In Xenoblade News—hey! Finally getting some more insight into Ethel’s storyline! And the game has finally introduced Interlinking properly! What little nuggets of story I’m able to get are really good. But chances are, you guys probably already beat Xenoblade 3, so I’m just preaching to the choir. Ah, well!

This is…

Voice of Bayonetta Calls For Boycott of Bayonetta 3

It can be a little hard to work on this column because, as mentioned earlier, big stories can break right after the deadline and we gotta wait a whole week to talk about them. And I definitely wish I could bring this stuff up earlier, but I can’t write this column every day (and my editor couldn’t afford that, anyway). But at any rate, imagine my surprise when I woke up to the big Bayonetta brouhaha this past Saturday.
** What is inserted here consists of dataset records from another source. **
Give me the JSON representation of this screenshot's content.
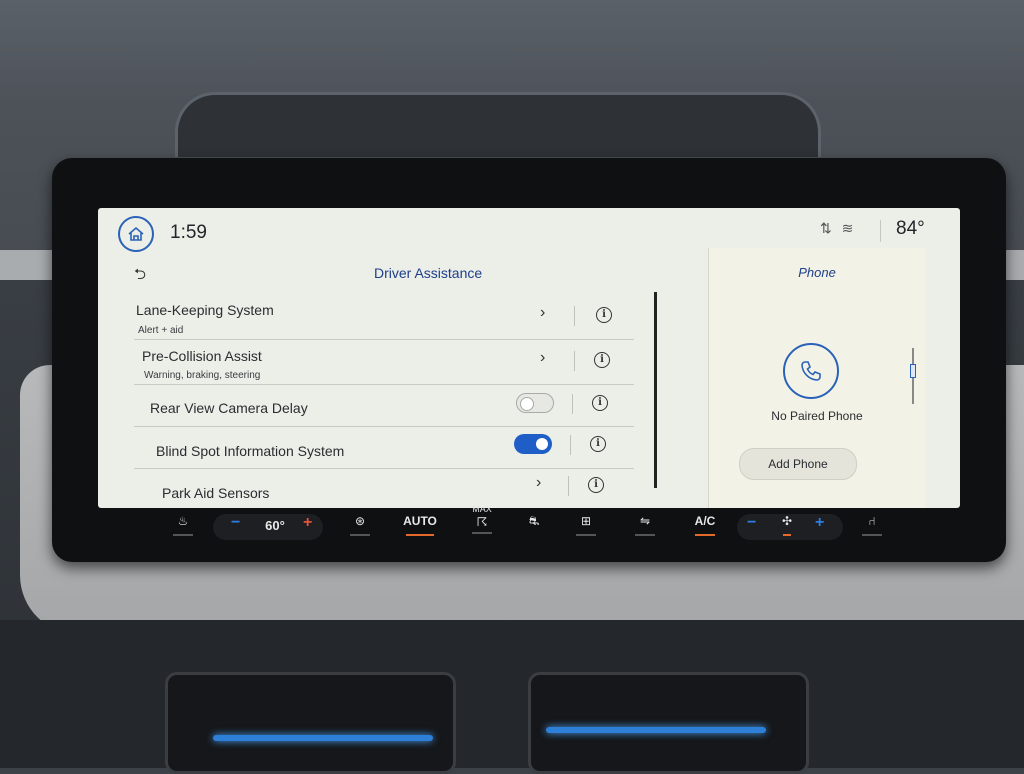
{
  "status": {
    "time": "1:59",
    "temperature": "84°"
  },
  "panel": {
    "title": "Driver Assistance",
    "items": [
      {
        "label": "Lane-Keeping System",
        "sublabel": "Alert + aid",
        "control": "chevron"
      },
      {
        "label": "Pre-Collision Assist",
        "sublabel": "Warning, braking, steering",
        "control": "chevron"
      },
      {
        "label": "Rear View Camera Delay",
        "control": "toggle",
        "state": "off"
      },
      {
        "label": "Blind Spot Information System",
        "control": "toggle",
        "state": "on"
      },
      {
        "label": "Park Aid Sensors",
        "control": "chevron"
      }
    ]
  },
  "phone": {
    "title": "Phone",
    "status": "No Paired Phone",
    "add_button": "Add Phone"
  },
  "climate": {
    "temp": "60°",
    "auto_label": "AUTO",
    "max_label": "MAX",
    "ac_label": "A/C"
  },
  "colors": {
    "accent": "#1e5ec6",
    "title_blue": "#1e3f8a",
    "indicator_orange": "#e46a2b"
  },
  "icons": [
    "home-icon",
    "back-arrow-icon",
    "chevron-right-icon",
    "info-icon",
    "phone-icon",
    "wifi-icon",
    "signal-icon",
    "seat-heat-icon",
    "steering-heat-icon",
    "max-defrost-icon",
    "driver-assist-icon",
    "rear-defrost-icon",
    "recirculation-icon",
    "fan-icon",
    "seat-icon"
  ]
}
When we last discussed Bayonetta 3, we had mentioned that Platinum Studios explained the absence of longtime leading voice actress Hellena Taylor from the starring role; according to them, it had been “overlapping circumstances” that kept Taylor from reprising the role. Taylor took to Twitter to set the record straight: in her words, she had “nothing but time”. The real reason she wasn’t voicing Bayonetta? Platinum wanted to pay her a paltry wage for it.

In a series of very emotionally-charged tweets, Taylor explained the situation (from her perspective): she had to re-audition for the role of Bayonetta (which is entirely justified—people’s voices change as the years go by). She passed the audition with flying colors, but their first deal was “insulting”. After personally appealing to Hideki Kamiya, the creator of Bayonetta, she was given the “bigger” offer of $4000.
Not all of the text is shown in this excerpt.